Paleo Café, Market coming to Port Neches
PORT NECHES — Sisters Chrystal Lundy and Jodi Hebert have spent years living a lifestyle free of processed foods, refined sugars and grains and embracing traditional eating of pasture raised animals, fish, fresh fruits and vegetables.
Together, the sisters are planning to share their knowledge and menu with Gather: Paleo Café and Market. The business is set to open late December to early January and is at 1811 Magnolia Ave., in Port Neches.
“People in this area are trying to live a healthier lifestyle,” Lundy said when asked why open a Paleo restaurant.
The new eatery and market will feature fresh fruits and vegetables.
“Everything we do is fresh as it can be. We know our farmers,” Lundy said, adding that they buy produce from Donna’s Farm in Fannett. “We are very much concerned to stay as local as we can; eggs, vegetables, etc.”
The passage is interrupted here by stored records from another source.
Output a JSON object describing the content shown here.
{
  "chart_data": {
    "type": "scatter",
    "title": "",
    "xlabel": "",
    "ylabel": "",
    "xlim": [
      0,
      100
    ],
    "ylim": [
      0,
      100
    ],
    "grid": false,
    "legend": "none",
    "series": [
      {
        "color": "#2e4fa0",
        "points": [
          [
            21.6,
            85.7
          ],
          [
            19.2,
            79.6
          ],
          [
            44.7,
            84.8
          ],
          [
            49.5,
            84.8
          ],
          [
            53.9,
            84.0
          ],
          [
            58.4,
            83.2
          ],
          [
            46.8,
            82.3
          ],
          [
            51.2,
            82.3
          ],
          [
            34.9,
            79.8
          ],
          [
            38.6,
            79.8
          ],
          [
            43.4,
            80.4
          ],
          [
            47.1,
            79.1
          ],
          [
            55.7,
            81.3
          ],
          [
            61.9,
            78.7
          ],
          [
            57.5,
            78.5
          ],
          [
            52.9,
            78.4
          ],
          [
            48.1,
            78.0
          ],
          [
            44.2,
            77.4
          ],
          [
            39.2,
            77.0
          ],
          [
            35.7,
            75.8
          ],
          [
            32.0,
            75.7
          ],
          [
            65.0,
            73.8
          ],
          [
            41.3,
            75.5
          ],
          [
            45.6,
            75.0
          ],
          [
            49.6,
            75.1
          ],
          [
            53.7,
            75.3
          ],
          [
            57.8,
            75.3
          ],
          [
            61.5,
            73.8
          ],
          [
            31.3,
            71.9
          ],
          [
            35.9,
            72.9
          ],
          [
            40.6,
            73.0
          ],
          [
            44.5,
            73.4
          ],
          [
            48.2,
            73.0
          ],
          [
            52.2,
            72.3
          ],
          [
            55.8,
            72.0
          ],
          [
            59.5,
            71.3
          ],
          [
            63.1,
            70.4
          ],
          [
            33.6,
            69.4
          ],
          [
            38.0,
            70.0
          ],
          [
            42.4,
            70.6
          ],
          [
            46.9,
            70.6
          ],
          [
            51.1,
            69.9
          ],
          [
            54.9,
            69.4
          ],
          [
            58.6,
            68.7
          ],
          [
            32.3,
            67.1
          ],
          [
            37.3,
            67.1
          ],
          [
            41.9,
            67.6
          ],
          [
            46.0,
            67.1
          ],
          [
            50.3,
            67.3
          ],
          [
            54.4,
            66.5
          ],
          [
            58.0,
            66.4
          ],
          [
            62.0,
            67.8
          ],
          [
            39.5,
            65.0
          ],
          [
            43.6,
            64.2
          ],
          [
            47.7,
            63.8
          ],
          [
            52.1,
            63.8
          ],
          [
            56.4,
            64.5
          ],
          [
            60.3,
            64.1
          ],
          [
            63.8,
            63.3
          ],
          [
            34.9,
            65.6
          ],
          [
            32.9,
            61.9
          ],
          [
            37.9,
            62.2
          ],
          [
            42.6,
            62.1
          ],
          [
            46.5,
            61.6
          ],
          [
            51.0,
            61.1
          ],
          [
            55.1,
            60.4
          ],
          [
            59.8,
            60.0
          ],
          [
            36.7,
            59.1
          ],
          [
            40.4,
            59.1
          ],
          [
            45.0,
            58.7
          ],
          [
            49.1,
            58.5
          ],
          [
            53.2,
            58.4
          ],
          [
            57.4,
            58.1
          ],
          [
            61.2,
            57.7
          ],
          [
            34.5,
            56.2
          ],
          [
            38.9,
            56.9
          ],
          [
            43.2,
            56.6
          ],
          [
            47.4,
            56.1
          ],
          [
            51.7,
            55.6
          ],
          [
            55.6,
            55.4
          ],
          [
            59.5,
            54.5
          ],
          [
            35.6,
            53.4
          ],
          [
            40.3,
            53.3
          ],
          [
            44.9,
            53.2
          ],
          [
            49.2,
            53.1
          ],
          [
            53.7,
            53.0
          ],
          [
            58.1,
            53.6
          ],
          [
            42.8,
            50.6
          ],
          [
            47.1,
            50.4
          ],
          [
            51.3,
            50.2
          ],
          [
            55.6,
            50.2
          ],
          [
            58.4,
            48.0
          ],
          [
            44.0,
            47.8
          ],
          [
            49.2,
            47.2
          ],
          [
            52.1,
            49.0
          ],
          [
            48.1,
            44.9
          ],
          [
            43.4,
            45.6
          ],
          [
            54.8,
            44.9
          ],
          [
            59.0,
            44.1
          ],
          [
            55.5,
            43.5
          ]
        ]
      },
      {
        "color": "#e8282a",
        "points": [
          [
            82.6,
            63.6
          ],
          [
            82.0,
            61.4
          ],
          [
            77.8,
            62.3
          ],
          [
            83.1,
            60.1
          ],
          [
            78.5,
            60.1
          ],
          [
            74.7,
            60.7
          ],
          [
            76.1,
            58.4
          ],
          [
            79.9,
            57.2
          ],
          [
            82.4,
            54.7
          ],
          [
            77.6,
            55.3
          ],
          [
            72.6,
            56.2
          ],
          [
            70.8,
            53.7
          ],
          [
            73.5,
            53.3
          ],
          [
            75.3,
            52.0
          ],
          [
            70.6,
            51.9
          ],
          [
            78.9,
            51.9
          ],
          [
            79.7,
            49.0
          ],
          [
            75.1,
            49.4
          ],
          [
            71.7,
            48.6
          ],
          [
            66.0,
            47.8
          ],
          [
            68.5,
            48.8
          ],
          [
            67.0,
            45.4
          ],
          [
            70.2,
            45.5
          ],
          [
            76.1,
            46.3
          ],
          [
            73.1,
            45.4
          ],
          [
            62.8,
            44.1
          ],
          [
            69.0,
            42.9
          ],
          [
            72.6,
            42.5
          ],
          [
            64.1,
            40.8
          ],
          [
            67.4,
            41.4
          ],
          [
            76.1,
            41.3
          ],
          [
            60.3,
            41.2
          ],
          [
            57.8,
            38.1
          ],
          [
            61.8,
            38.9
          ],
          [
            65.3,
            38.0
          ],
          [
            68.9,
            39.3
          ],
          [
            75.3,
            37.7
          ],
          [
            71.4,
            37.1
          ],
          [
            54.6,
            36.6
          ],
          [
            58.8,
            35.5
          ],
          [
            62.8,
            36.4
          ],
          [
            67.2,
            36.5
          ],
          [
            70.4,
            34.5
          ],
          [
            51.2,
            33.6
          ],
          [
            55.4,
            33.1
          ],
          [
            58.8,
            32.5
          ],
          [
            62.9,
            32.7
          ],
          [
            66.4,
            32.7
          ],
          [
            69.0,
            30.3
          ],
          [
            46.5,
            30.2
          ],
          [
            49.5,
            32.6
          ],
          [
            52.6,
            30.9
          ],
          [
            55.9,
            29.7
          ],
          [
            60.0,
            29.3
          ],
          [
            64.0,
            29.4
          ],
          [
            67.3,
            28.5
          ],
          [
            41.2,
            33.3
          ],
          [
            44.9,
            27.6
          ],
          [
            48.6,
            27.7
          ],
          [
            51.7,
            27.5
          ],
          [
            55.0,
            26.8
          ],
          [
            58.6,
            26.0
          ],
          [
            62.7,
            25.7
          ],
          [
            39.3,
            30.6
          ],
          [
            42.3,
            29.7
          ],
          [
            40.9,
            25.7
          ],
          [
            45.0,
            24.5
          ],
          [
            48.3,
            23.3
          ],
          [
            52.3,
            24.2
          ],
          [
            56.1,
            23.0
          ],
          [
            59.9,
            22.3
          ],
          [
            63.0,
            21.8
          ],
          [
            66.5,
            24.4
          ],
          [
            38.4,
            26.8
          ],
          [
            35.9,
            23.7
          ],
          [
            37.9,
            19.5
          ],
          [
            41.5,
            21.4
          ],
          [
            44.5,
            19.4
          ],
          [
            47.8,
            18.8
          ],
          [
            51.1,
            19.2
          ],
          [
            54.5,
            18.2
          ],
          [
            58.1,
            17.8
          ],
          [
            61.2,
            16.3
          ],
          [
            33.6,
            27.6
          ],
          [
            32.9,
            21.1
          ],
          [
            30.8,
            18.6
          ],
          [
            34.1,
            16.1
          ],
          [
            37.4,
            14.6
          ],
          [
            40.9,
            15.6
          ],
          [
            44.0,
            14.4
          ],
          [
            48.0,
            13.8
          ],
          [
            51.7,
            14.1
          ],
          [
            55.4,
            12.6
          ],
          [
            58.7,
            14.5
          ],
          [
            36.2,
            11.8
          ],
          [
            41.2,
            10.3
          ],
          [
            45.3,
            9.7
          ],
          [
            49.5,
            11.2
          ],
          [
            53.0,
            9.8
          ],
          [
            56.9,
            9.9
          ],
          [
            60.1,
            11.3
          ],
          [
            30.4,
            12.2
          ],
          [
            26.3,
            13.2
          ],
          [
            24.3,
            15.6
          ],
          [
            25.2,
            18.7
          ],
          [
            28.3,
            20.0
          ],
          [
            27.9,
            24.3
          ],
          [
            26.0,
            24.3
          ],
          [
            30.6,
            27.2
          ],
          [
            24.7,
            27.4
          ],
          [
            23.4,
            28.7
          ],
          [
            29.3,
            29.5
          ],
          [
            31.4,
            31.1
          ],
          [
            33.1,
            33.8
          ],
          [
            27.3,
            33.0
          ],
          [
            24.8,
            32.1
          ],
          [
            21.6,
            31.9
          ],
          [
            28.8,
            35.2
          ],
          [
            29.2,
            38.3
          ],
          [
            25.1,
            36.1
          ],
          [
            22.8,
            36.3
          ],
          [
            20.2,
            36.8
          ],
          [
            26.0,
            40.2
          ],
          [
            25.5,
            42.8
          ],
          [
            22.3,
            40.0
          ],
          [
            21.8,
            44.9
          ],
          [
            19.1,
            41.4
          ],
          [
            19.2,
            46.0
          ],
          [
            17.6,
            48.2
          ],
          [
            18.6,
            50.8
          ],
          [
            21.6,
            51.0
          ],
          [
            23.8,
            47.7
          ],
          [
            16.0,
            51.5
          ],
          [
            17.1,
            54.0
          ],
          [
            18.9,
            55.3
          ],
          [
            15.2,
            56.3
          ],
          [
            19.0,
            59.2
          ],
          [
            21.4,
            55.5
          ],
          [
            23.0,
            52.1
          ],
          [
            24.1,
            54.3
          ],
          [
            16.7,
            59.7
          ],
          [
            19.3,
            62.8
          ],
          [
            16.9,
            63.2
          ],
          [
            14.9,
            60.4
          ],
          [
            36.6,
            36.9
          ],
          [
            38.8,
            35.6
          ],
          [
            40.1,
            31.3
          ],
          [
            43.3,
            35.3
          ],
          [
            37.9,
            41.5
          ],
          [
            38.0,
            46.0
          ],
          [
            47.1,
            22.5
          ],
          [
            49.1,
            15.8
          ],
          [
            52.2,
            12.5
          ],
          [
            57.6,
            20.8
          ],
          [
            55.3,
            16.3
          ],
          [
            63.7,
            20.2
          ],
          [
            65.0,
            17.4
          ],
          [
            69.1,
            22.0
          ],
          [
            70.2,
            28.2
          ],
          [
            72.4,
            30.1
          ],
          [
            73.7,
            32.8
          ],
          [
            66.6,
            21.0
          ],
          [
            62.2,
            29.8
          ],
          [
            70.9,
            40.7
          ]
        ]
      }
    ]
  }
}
Meat (raised primarily in Texas) under humane conditions is another must for the Paleo diet.
The future menu is not set.
“We’ll get seasonal items and rotate them out,” Hebert said. “This will not be a stale, stagnant menu.”
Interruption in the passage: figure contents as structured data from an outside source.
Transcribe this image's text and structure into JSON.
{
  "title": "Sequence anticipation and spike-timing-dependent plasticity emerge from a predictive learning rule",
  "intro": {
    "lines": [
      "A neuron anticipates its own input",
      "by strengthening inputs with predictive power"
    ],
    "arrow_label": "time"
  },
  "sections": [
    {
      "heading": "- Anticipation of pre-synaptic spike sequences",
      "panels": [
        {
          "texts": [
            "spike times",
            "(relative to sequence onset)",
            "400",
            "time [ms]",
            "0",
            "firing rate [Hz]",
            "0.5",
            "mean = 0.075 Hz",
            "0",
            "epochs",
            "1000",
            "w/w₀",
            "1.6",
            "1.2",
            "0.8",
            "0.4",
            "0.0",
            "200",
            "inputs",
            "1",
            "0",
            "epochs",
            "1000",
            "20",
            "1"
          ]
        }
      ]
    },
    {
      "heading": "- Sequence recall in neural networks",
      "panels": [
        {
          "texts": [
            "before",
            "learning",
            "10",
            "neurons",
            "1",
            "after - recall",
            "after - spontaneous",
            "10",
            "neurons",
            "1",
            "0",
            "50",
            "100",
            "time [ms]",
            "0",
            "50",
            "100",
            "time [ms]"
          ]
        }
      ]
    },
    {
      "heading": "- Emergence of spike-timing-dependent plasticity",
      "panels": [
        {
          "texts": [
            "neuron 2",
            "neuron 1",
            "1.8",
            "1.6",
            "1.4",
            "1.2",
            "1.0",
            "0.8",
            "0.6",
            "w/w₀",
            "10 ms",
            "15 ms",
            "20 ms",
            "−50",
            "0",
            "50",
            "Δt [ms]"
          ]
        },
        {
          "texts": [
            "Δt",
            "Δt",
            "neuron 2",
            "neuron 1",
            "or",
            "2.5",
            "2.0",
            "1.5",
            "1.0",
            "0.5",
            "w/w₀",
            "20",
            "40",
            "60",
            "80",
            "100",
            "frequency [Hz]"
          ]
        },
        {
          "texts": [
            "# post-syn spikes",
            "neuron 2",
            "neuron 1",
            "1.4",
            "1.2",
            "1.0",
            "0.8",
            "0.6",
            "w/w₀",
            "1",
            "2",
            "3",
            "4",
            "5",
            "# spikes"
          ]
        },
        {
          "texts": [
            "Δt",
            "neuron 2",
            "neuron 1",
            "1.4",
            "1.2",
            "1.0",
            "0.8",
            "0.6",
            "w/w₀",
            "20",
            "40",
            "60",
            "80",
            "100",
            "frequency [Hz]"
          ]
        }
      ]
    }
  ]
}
Just because the diet is based on the foods our ancestors ate doesn’t mean it isn’t flavorful.
“There is no limit to flavor. We use good fats and by far it’s the most flavorful food. And because we’re Cajun and we’re not playing around.”
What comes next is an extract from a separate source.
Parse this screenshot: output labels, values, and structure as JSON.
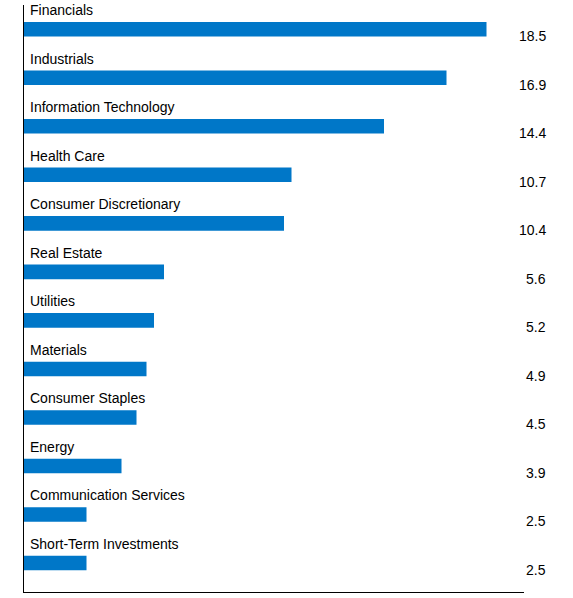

Hebert is known to take traditional recipes and finds ways to replace the bad with the healthy and “people wouldn’t know it’s Paleo.”
At home Lundy keeps a pot of chicken and beef bone broth on the stove.
“Last fall I was making 10 gallons per week and selling 40 to 50 quarts a week,” Lundy said. “I keep a pot going on my stove.”
Lundy also refuses to eat or serve bland food and said people can taste the difference in fresh food.
Once open, the café won’t seat a lot of people and the owners expect people to drop in, grab a bite or get an order to go.
They will only serve lunch at first and will possibly expand hours as they go.
The market side of the business will sell kitchen essentials and healthy items such as coconut milk, healthy fats, collagen and body products as well as treats and snacks.
A typical meal will include a protein, a vegetable or two and healthy fats.
“There’s a misconception about fat but fat helps you lose fat and it’s brain food,” Hebert said. “Good fats are coconut oil, real butter, ghee and real pasture raised lard.”
Lundy has heard numerous testimonials from people who switched to a Paleo diet and started feeling better. One was a 62-year-old man with Type 2 diabetes but was not very overweight. Two weeks into the diet and was insulin free and had lost weight, she said.
“We very much want people to feel better and that includes older people, middle age, children,” Lundy added.
Lundy got on the Paleo diet bandwagon four years ago for health reasons.
“I was very tired and sick all of the time. I was a tired mom with two kids so I started looking for something better to do,” Lundy said.
The mom tried the diet on her family and by eliminating wheat and dairy her son’s eczema went away within a few days, she said. Runny noses and ear problems went away as well.
“Four years ago I started educating myself and we eat better.”
Lundy’s children, ages 5 and 6, are on board with the Paleo lifestyle.
“When we go out to eat I don’t give the kids a kids menu. I ask, fish or shrimp? They get it grilled, never fried.”
Hebert had just come off a vegetarian diet and now only eats animals who are treated right.
“I think this is how vegans can bridge the gap and understand if you think of this as a moral issue,” Hebert said.